El petrolero detenido cerca de Islandia había sido sancionado en 2024 por presuntos vínculos con Irán y Hezbollah. Según Washington, el buque cambió de nombre, bandera y hasta pintó insignias rusas en su casco para evadir controles, tras huir del bloqueo estadounidense en el Caribe. Moscú protestó formalmente y denunció una violación a la libertad de navegación, aunque la Casa Blanca aseguró que se trataba de una nave “apátrida” con documentación falsa.
En simultáneo, la Guardia Costera estadounidense capturó en aguas caribeñas al cisterna Sophia, de bandera panameña, que habría utilizado también registros irregulares. Ambas acciones se suman a otras incautaciones recientes y forman parte de la estrategia de Washington para controlar la producción y comercialización del petróleo venezolano, uno de los principales activos del país.
En ese contexto, el canciller Marco Rubio expuso ante el Congreso un plan en tres fases para “normalizar” Venezuela. La primera etapa apunta a la estabilización económica, con la venta del petróleo a precio de mercado a empresas internacionales.

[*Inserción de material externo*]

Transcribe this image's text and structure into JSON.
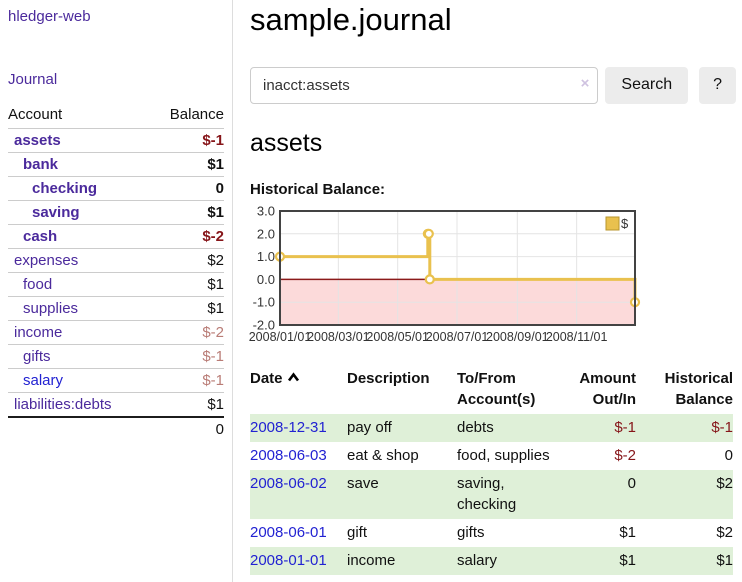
{
  "app": {
    "title": "hledger-web"
  },
  "colors": {
    "link_purple": "#4b2a9c",
    "link_blue": "#2222d2",
    "negative_strong": "#861519",
    "negative_muted": "#b97c76",
    "row_green": "#dff0d8",
    "accent_gold": "#e9c14e"
  },
  "icons": {
    "sort": "chevron-up-icon",
    "clear": "×",
    "help": "?"
  },
  "sidebar": {
    "nav": {
      "journal_label": "Journal"
    },
    "accounts_table": {
      "headers": [
        "Account",
        "Balance"
      ],
      "rows": [
        {
          "account": "assets",
          "balance": "$-1",
          "level": 0,
          "bold": true,
          "neg": "strong",
          "link": "purple"
        },
        {
          "account": "bank",
          "balance": "$1",
          "level": 1,
          "bold": true,
          "neg": null,
          "link": "purple"
        },
        {
          "account": "checking",
          "balance": "0",
          "level": 2,
          "bold": true,
          "neg": null,
          "link": "purple"
        },
        {
          "account": "saving",
          "balance": "$1",
          "level": 2,
          "bold": true,
          "neg": null,
          "link": "purple"
        },
        {
          "account": "cash",
          "balance": "$-2",
          "level": 1,
          "bold": true,
          "neg": "strong",
          "link": "purple"
        },
        {
          "account": "expenses",
          "balance": "$2",
          "level": 0,
          "bold": false,
          "neg": null,
          "link": "purple"
        },
        {
          "account": "food",
          "balance": "$1",
          "level": 1,
          "bold": false,
          "neg": null,
          "link": "purple"
        },
        {
          "account": "supplies",
          "balance": "$1",
          "level": 1,
          "bold": false,
          "neg": null,
          "link": "purple"
        },
        {
          "account": "income",
          "balance": "$-2",
          "level": 0,
          "bold": false,
          "neg": "muted",
          "link": "purple"
        },
        {
          "account": "gifts",
          "balance": "$-1",
          "level": 1,
          "bold": false,
          "neg": "muted",
          "link": "purple"
        },
        {
          "account": "salary",
          "balance": "$-1",
          "level": 1,
          "bold": false,
          "neg": "muted",
          "link": "blue"
        },
        {
          "account": "liabilities:debts",
          "balance": "$1",
          "level": 0,
          "bold": false,
          "neg": null,
          "link": "purple"
        }
      ],
      "total": "0"
    }
  },
  "main": {
    "title": "sample.journal",
    "search": {
      "value": "inacct:assets",
      "clear_icon": "×",
      "button": "Search",
      "help_button": "?"
    },
    "section_title": "assets",
    "chart_label": "Historical Balance:"
  },
  "chart_data": {
    "type": "line",
    "style": "step",
    "title": "Historical Balance",
    "series": [
      {
        "name": "$",
        "color": "#e9c14e",
        "points": [
          [
            "2008-01-01",
            1
          ],
          [
            "2008-06-01",
            2
          ],
          [
            "2008-06-02",
            2
          ],
          [
            "2008-06-03",
            0
          ],
          [
            "2008-12-31",
            -1
          ]
        ]
      }
    ],
    "x_range": [
      "2008-01-01",
      "2008-12-31"
    ],
    "x_ticks": [
      "2008/01/01",
      "2008/03/01",
      "2008/05/01",
      "2008/07/01",
      "2008/09/01",
      "2008/11/01"
    ],
    "y_ticks": [
      "3.0",
      "2.0",
      "1.0",
      "0.0",
      "-1.0",
      "-2.0"
    ],
    "y_gridlines": [
      2,
      1,
      -1
    ],
    "ylim": [
      -2,
      3
    ],
    "grid": true,
    "legend": {
      "label": "$",
      "position": "top-right"
    },
    "negative_region_color": "#fcdada",
    "zero_line_color": "#8b1a1a"
  },
  "register_table": {
    "headers": [
      {
        "label": "Date",
        "sortable": true
      },
      {
        "label": "Description"
      },
      {
        "label": "To/From Account(s)"
      },
      {
        "label": "Amount Out/In",
        "align": "right"
      },
      {
        "label": "Historical Balance",
        "align": "right"
      }
    ],
    "rows": [
      {
        "date": "2008-12-31",
        "description": "pay off",
        "accounts": "debts",
        "amount": "$-1",
        "amount_neg": true,
        "balance": "$-1",
        "balance_neg": true
      },
      {
        "date": "2008-06-03",
        "description": "eat & shop",
        "accounts": "food, supplies",
        "amount": "$-2",
        "amount_neg": true,
        "balance": "0",
        "balance_neg": false
      },
      {
        "date": "2008-06-02",
        "description": "save",
        "accounts": "saving, checking",
        "amount": "0",
        "amount_neg": false,
        "balance": "$2",
        "balance_neg": false
      },
      {
        "date": "2008-06-01",
        "description": "gift",
        "accounts": "gifts",
        "amount": "$1",
        "amount_neg": false,
        "balance": "$2",
        "balance_neg": false
      },
      {
        "date": "2008-01-01",
        "description": "income",
        "accounts": "salary",
        "amount": "$1",
        "amount_neg": false,
        "balance": "$1",
        "balance_neg": false
      }
    ]
  }
}
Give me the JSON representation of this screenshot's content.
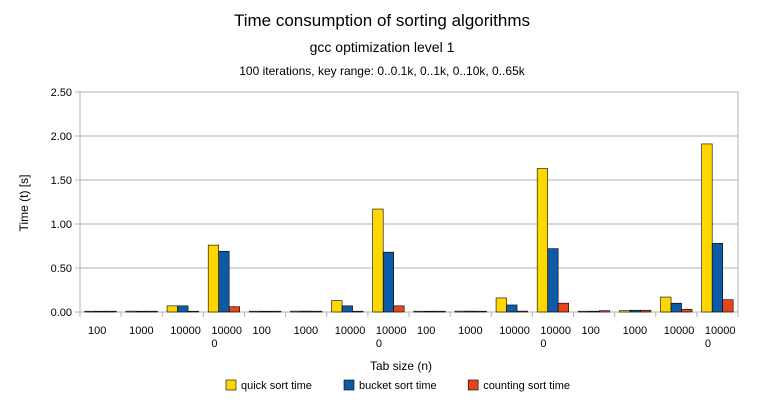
{
  "chart_data": {
    "type": "bar",
    "title": "Time consumption of sorting algorithms",
    "subtitle": "gcc optimization level 1",
    "subtitle2": "100 iterations, key range: 0..0.1k, 0..1k, 0..10k, 0..65k",
    "xlabel": "Tab size (n)",
    "ylabel": "Time (t) [s]",
    "ylim": [
      0,
      2.5
    ],
    "yticks": [
      "0.00",
      "0.50",
      "1.00",
      "1.50",
      "2.00",
      "2.50"
    ],
    "grid": true,
    "legend_position": "bottom",
    "categories": [
      [
        "100"
      ],
      [
        "1000"
      ],
      [
        "10000"
      ],
      [
        "10000",
        "0"
      ],
      [
        "100"
      ],
      [
        "1000"
      ],
      [
        "10000"
      ],
      [
        "10000",
        "0"
      ],
      [
        "100"
      ],
      [
        "1000"
      ],
      [
        "10000"
      ],
      [
        "10000",
        "0"
      ],
      [
        "100"
      ],
      [
        "1000"
      ],
      [
        "10000"
      ],
      [
        "10000",
        "0"
      ]
    ],
    "series": [
      {
        "name": "quick sort time",
        "color": "#FFD700",
        "values": [
          0.005,
          0.01,
          0.07,
          0.76,
          0.005,
          0.01,
          0.13,
          1.17,
          0.005,
          0.01,
          0.16,
          1.63,
          0.005,
          0.015,
          0.17,
          1.91
        ]
      },
      {
        "name": "bucket sort time",
        "color": "#0F5AA6",
        "values": [
          0.003,
          0.005,
          0.07,
          0.69,
          0.003,
          0.01,
          0.07,
          0.68,
          0.005,
          0.01,
          0.08,
          0.72,
          0.005,
          0.02,
          0.1,
          0.78
        ]
      },
      {
        "name": "counting sort time",
        "color": "#E8441C",
        "values": [
          0.002,
          0.003,
          0.005,
          0.06,
          0.002,
          0.003,
          0.005,
          0.07,
          0.003,
          0.005,
          0.01,
          0.1,
          0.015,
          0.02,
          0.03,
          0.14
        ]
      }
    ]
  }
}
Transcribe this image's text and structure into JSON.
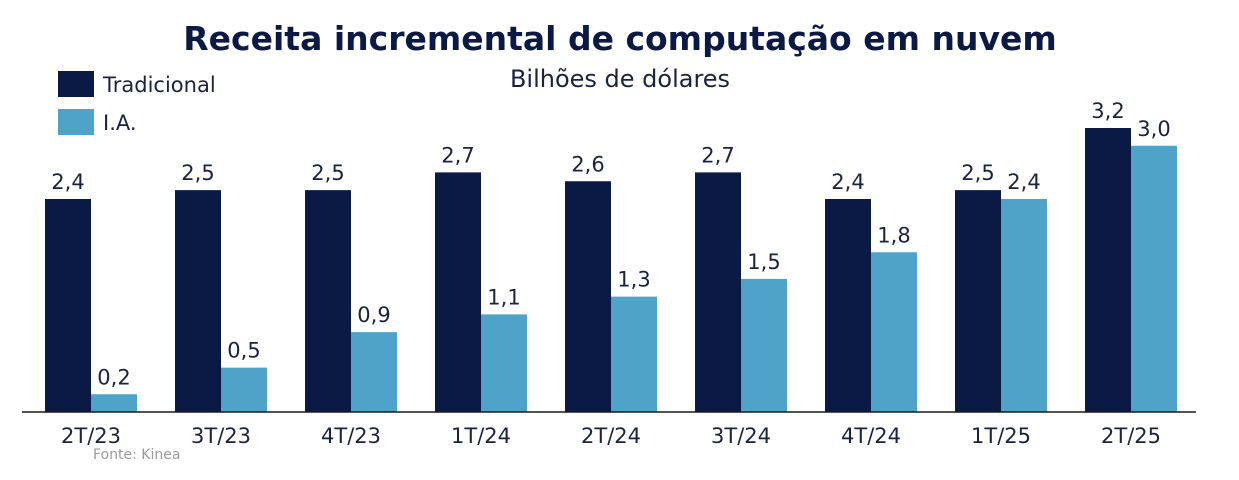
{
  "chart_data": {
    "type": "bar",
    "title": "Receita incremental de computação em nuvem",
    "subtitle": "Bilhões de dólares",
    "categories": [
      "2T/23",
      "3T/23",
      "4T/23",
      "1T/24",
      "2T/24",
      "3T/24",
      "4T/24",
      "1T/25",
      "2T/25"
    ],
    "series": [
      {
        "name": "Tradicional",
        "color": "#0a1a45",
        "values": [
          2.4,
          2.5,
          2.5,
          2.7,
          2.6,
          2.7,
          2.4,
          2.5,
          3.2
        ],
        "labels": [
          "2,4",
          "2,5",
          "2,5",
          "2,7",
          "2,6",
          "2,7",
          "2,4",
          "2,5",
          "3,2"
        ]
      },
      {
        "name": "I.A.",
        "color": "#4fa3c9",
        "values": [
          0.2,
          0.5,
          0.9,
          1.1,
          1.3,
          1.5,
          1.8,
          2.4,
          3.0
        ],
        "labels": [
          "0,2",
          "0,5",
          "0,9",
          "1,1",
          "1,3",
          "1,5",
          "1,8",
          "2,4",
          "3,0"
        ]
      }
    ],
    "ylim": [
      0,
      3.2
    ],
    "grid": false,
    "legend": "top-left",
    "source": "Fonte: Kinea"
  }
}
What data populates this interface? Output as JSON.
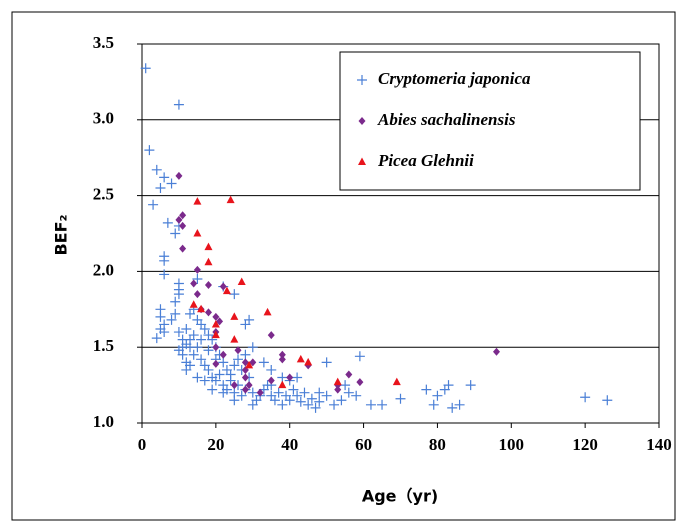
{
  "chart_data": {
    "type": "scatter",
    "x_label": "Age（yr)",
    "y_label": "BEF₂",
    "xlim": [
      0,
      140
    ],
    "xticks": [
      0,
      20,
      40,
      60,
      80,
      100,
      120,
      140
    ],
    "ylim": [
      1.0,
      3.5
    ],
    "yticks": [
      {
        "value": 1.0,
        "label": "1.0"
      },
      1.5,
      {
        "value": 2.0,
        "label": "2.0"
      },
      2.5,
      {
        "value": 3.0,
        "label": "3.0"
      },
      3.5
    ],
    "grid": true,
    "legend": "upper right",
    "series": [
      {
        "name": "Cryptomeria japonica",
        "color": "#4a7fd6",
        "marker": "plus",
        "x": [
          1,
          10,
          2,
          4,
          6,
          3,
          5,
          8,
          7,
          9,
          10,
          6,
          6,
          6,
          10,
          10,
          10,
          9,
          5,
          5,
          6,
          5,
          6,
          4,
          8,
          9,
          10,
          11,
          12,
          13,
          10,
          11,
          12,
          13,
          14,
          15,
          16,
          17,
          18,
          19,
          20,
          21,
          22,
          23,
          24,
          25,
          26,
          27,
          28,
          29,
          30,
          31,
          32,
          33,
          34,
          35,
          36,
          37,
          38,
          39,
          40,
          41,
          42,
          43,
          44,
          45,
          46,
          47,
          48,
          50,
          52,
          54,
          56,
          58,
          59,
          62,
          70,
          77,
          79,
          80,
          82,
          83,
          84,
          86,
          89,
          120,
          126,
          14,
          13,
          15,
          16,
          17,
          18,
          19,
          20,
          21,
          22,
          23,
          24,
          25,
          26,
          27,
          28,
          30,
          33,
          35,
          38,
          40,
          28,
          29,
          22,
          25,
          15,
          12,
          14,
          16,
          18,
          20,
          22,
          25,
          30,
          35,
          42,
          48,
          50,
          55,
          65,
          12,
          15,
          17,
          19,
          11,
          13
        ],
        "values": [
          3.34,
          3.1,
          2.8,
          2.67,
          2.62,
          2.44,
          2.55,
          2.58,
          2.32,
          2.25,
          2.3,
          2.1,
          2.07,
          1.98,
          1.92,
          1.88,
          1.85,
          1.8,
          1.75,
          1.7,
          1.65,
          1.62,
          1.6,
          1.56,
          1.68,
          1.72,
          1.6,
          1.55,
          1.52,
          1.5,
          1.48,
          1.45,
          1.4,
          1.38,
          1.45,
          1.5,
          1.42,
          1.38,
          1.35,
          1.3,
          1.28,
          1.32,
          1.25,
          1.22,
          1.28,
          1.2,
          1.25,
          1.18,
          1.22,
          1.3,
          1.2,
          1.15,
          1.18,
          1.22,
          1.25,
          1.18,
          1.15,
          1.2,
          1.12,
          1.18,
          1.15,
          1.22,
          1.18,
          1.14,
          1.2,
          1.12,
          1.16,
          1.1,
          1.14,
          1.18,
          1.12,
          1.15,
          1.2,
          1.18,
          1.44,
          1.12,
          1.16,
          1.22,
          1.12,
          1.18,
          1.22,
          1.25,
          1.1,
          1.12,
          1.25,
          1.17,
          1.15,
          1.75,
          1.72,
          1.68,
          1.65,
          1.62,
          1.58,
          1.55,
          1.5,
          1.45,
          1.4,
          1.35,
          1.32,
          1.38,
          1.42,
          1.35,
          1.45,
          1.5,
          1.4,
          1.35,
          1.3,
          1.28,
          1.65,
          1.68,
          1.9,
          1.85,
          1.95,
          1.62,
          1.58,
          1.55,
          1.48,
          1.42,
          1.2,
          1.15,
          1.12,
          1.25,
          1.3,
          1.2,
          1.4,
          1.25,
          1.12,
          1.35,
          1.3,
          1.28,
          1.22,
          1.5,
          1.55
        ]
      },
      {
        "name": "Abies sachalinensis",
        "color": "#7b2a8c",
        "marker": "diamond",
        "x": [
          10,
          11,
          10,
          11,
          11,
          15,
          14,
          15,
          18,
          16,
          18,
          20,
          21,
          20,
          22,
          20,
          22,
          25,
          28,
          28,
          28,
          28,
          30,
          32,
          35,
          35,
          38,
          38,
          40,
          45,
          53,
          53,
          56,
          59,
          96,
          20,
          26,
          29
        ],
        "values": [
          2.63,
          2.37,
          2.34,
          2.3,
          2.15,
          2.01,
          1.92,
          1.85,
          1.91,
          1.75,
          1.73,
          1.7,
          1.67,
          1.6,
          1.9,
          1.5,
          1.45,
          1.25,
          1.4,
          1.35,
          1.3,
          1.22,
          1.4,
          1.2,
          1.58,
          1.28,
          1.45,
          1.42,
          1.3,
          1.38,
          1.25,
          1.22,
          1.32,
          1.27,
          1.47,
          1.39,
          1.48,
          1.25
        ]
      },
      {
        "name": "Picea Glehnii",
        "color": "#e8141c",
        "marker": "triangle",
        "x": [
          14,
          15,
          15,
          18,
          18,
          24,
          20,
          23,
          25,
          25,
          27,
          29,
          34,
          38,
          43,
          45,
          53,
          69,
          16,
          20
        ],
        "values": [
          1.78,
          2.46,
          2.25,
          2.16,
          2.06,
          2.47,
          1.58,
          1.87,
          1.7,
          1.55,
          1.93,
          1.38,
          1.73,
          1.25,
          1.42,
          1.4,
          1.27,
          1.27,
          1.75,
          1.65
        ]
      }
    ]
  }
}
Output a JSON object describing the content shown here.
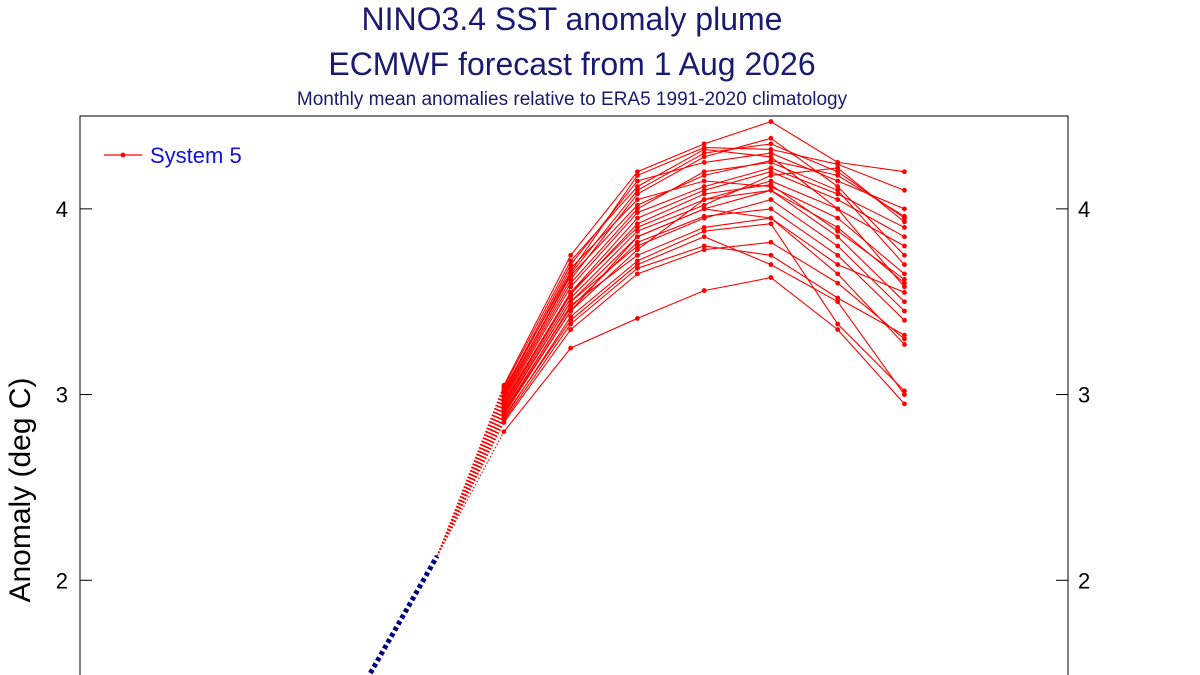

La segunda contempla la recuperación política mediante un proceso de reconciliación nacional, y la tercera prevé una transición con llamado a elecciones.
Mientras Estados Unidos asegura que controlará las ventas de crudo venezolano de manera indefinida, Caracas confirmó que negocia con Washington la comercialización de volúmenes de petróleo, incluyendo el incautado en los buques. La ofensiva marca un nuevo capítulo en la disputa geopolítica que involucra a Venezuela, Rusia, China y Estados Unidos.